Before diving into the analysis, let’s get an overview of the dataset. We observe that there are over 500,000 entries, and some columns, such as Customer ID and Description, have missing values.

data.info()
data.Country.value_counts()
len(data.CustomerID.unique())

We have transactions from various countries, with the majority coming from the United Kingdom. There are 4,373 unique customers.

Customer Insights

Let’s identify the top customers based on their total purchase amount:

data['TotalPrice'] = data['Quantity'] * data['UnitPrice']
customer_purchase = data.groupby(['CustomerID']).TotalPrice.sum().sort_values(ascending=False)

The top customers in terms of total purchase amount are identified, with CustomerID 14646.0 leading the pack.

Data Cleaning

To ensure accurate analysis, we clean the data by removing credit records:

# Remove credit records
data = data[~data.InvoiceNo.astype('str').str.startswith('C')]
# Strip whitespace from Description
data['Description'] = data.Description.str.strip()

Basket Creation

Now, we focus on transactions from a specific country, for instance, Germany:

data_Germany = data[data.Country == 'Germany']
basket_Germany = data_Germany.groupby(['InvoiceNo', 'Description'])['Quantity'].sum().unstack().reset_index().fillna(0).set_index('InvoiceNo')

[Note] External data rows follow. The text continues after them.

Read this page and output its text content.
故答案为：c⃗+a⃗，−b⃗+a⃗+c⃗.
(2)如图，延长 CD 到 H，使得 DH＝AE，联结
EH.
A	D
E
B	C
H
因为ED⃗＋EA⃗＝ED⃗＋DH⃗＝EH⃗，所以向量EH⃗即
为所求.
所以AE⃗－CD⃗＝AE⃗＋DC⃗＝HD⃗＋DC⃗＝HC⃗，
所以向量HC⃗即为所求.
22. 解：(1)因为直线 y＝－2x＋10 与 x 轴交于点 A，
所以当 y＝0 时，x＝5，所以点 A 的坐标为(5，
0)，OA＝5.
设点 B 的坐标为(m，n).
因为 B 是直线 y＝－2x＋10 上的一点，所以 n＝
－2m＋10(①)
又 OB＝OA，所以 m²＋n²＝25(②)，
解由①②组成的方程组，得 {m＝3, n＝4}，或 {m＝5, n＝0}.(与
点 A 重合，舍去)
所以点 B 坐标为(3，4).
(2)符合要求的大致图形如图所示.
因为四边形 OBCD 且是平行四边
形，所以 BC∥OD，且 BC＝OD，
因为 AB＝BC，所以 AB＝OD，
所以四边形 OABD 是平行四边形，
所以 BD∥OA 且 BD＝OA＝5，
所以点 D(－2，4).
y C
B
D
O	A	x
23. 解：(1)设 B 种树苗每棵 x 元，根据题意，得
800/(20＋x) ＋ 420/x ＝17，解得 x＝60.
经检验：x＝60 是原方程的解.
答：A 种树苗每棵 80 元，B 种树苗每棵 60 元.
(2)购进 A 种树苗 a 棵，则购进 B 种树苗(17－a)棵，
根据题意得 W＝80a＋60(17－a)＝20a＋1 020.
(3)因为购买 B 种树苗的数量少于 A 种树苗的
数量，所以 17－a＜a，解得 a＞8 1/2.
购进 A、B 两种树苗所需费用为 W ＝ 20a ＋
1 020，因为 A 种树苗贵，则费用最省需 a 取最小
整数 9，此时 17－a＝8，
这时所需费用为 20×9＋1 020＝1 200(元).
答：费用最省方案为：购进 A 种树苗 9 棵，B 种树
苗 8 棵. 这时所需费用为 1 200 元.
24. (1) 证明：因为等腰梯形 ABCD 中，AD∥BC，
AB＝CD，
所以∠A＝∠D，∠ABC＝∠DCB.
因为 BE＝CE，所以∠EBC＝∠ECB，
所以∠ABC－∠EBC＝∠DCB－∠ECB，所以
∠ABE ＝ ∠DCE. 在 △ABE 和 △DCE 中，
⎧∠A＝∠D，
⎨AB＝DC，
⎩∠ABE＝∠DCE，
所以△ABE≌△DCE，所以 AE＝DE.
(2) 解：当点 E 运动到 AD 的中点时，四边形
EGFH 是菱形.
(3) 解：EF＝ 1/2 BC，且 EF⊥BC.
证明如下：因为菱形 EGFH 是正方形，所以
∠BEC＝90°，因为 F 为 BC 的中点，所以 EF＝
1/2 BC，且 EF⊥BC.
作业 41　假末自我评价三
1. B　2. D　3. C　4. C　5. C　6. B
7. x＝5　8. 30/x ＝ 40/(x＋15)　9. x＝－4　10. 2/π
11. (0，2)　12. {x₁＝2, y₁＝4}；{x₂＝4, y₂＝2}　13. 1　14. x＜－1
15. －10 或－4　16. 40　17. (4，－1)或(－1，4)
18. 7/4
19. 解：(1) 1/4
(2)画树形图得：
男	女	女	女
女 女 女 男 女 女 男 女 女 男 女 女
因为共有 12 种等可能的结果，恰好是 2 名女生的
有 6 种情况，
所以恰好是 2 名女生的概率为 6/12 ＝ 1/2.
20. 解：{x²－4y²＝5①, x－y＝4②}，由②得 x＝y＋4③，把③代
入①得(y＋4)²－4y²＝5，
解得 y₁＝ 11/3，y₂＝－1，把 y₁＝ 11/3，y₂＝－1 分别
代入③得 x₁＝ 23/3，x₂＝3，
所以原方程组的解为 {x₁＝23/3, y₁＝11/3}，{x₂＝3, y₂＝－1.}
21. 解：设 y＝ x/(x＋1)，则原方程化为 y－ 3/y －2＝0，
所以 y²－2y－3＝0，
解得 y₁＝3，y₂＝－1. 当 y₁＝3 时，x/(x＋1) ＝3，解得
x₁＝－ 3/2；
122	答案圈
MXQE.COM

The basket is created, and the dataset is encoded for further analysis:

basket_encoded = basket_Germany.applymap(lambda x: 0 if x <= 0 else 1)
basket_Germany = basket_encoded

Market Basket Analysis

Using Apriori algorithm, we identify frequent itemsets and generate association rules:

frq_items = apriori(basket_Germany, min_support=0.05, use_colnames=True)
rules = association_rules(frq_items, metric="confidence", min_threshold=.1)
rules = rules.sort_values(['confidence', 'lift'], ascending=[False, False])

The association rules provide insights into item relationships. Let’s explore some of the interesting rules:

rules.head(20)

Among the top rules, we find interesting associations like “JUMBO BAG WOODLAND ANIMALS” being associated with “POSTAGE” with high confidence.

Conclusion

In this blog post, we embarked on a journey of exploring retail transaction data, identifying top customers, cleaning the data, and performing Market Basket Analysis. Understanding customer behavior and product associations can empower businesses to make informed decisions.

This is just a glimpse into the vast world of data analysis and its application in the retail domain. Further exploration and fine-tuning of parameters can reveal deeper insights, paving the way for data-driven strategies.

By leveraging Python and its rich ecosystem of libraries, businesses can unlock valuable information hidden within their data, driving growth and enhancing customer satisfaction.

Feel free to experiment with your own datasets and adapt the code to suit your specific business needs. Happy analyzing!